Reshad Rahman: Yeah, so I—I just wanted to point to what Med said after Olga's presentation on SIMAP. If anybody missed it, Med, if you're still around, you can repeat what you said then about having duplicate work and that kind of stuff.

Med Boucadair: I don't remember what I said, but the main, I would say, the idea is to say that, yeah, we need to decide on this early in the process. Yes, please have both, I would say, both of you, I would say, presenting the two approaches: starting from the TE and then profiling it or starting from the topology, adding what is missing, show that gap and please make the decision as soon as possible. I trust the chairs will be doing helping in this. Because it doesn't make sense that we just continue like this in two separate and parallel trends. It's not useful for nano—of us.

Italo Busi: I agree, Med. I'm not planning to continue it.

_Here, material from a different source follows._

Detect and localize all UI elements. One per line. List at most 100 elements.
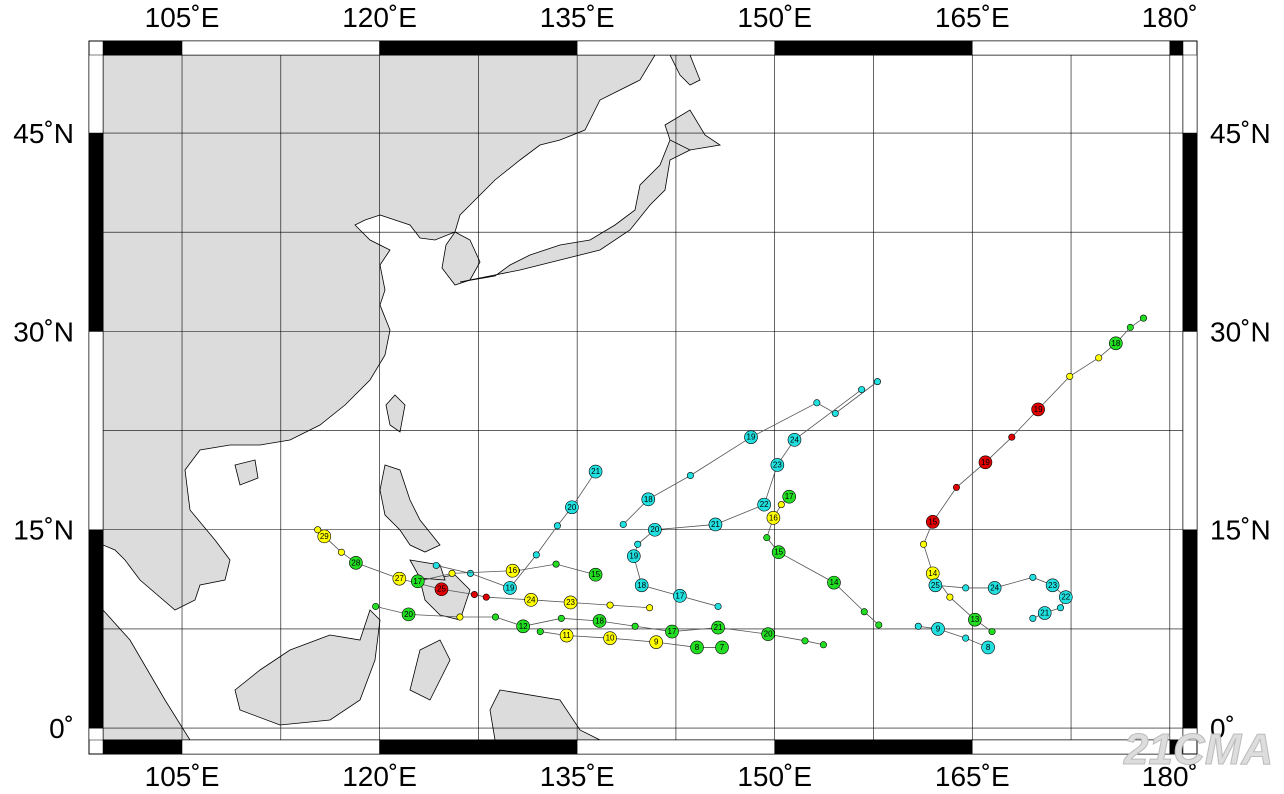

I'm planning to get a decision because the—the information is there, is on the table since a long time. And figuring out, "this requirement yes, this requirement no," is not going to change the direction. Is the big direction is, do we want to reuse what we already have or do we want to do something else?

Med Boucadair: Yeah, what is different, Italo, right now is that before you were just claiming stuff and now you have a draft in which you are trying to do the profiling to show something concrete, so people have something to look into that. So, that's a good progress in my—my point of view.

Italo Busi: I agree. Thank you very much and thank you for the extra minutes of your time in this meeting. This is my last meeting of this week. Thank you.

Benoit Claise: Thank you. That's the end of the NMOP meeting. Thank you very much. See you at the next meeting. Bye-bye.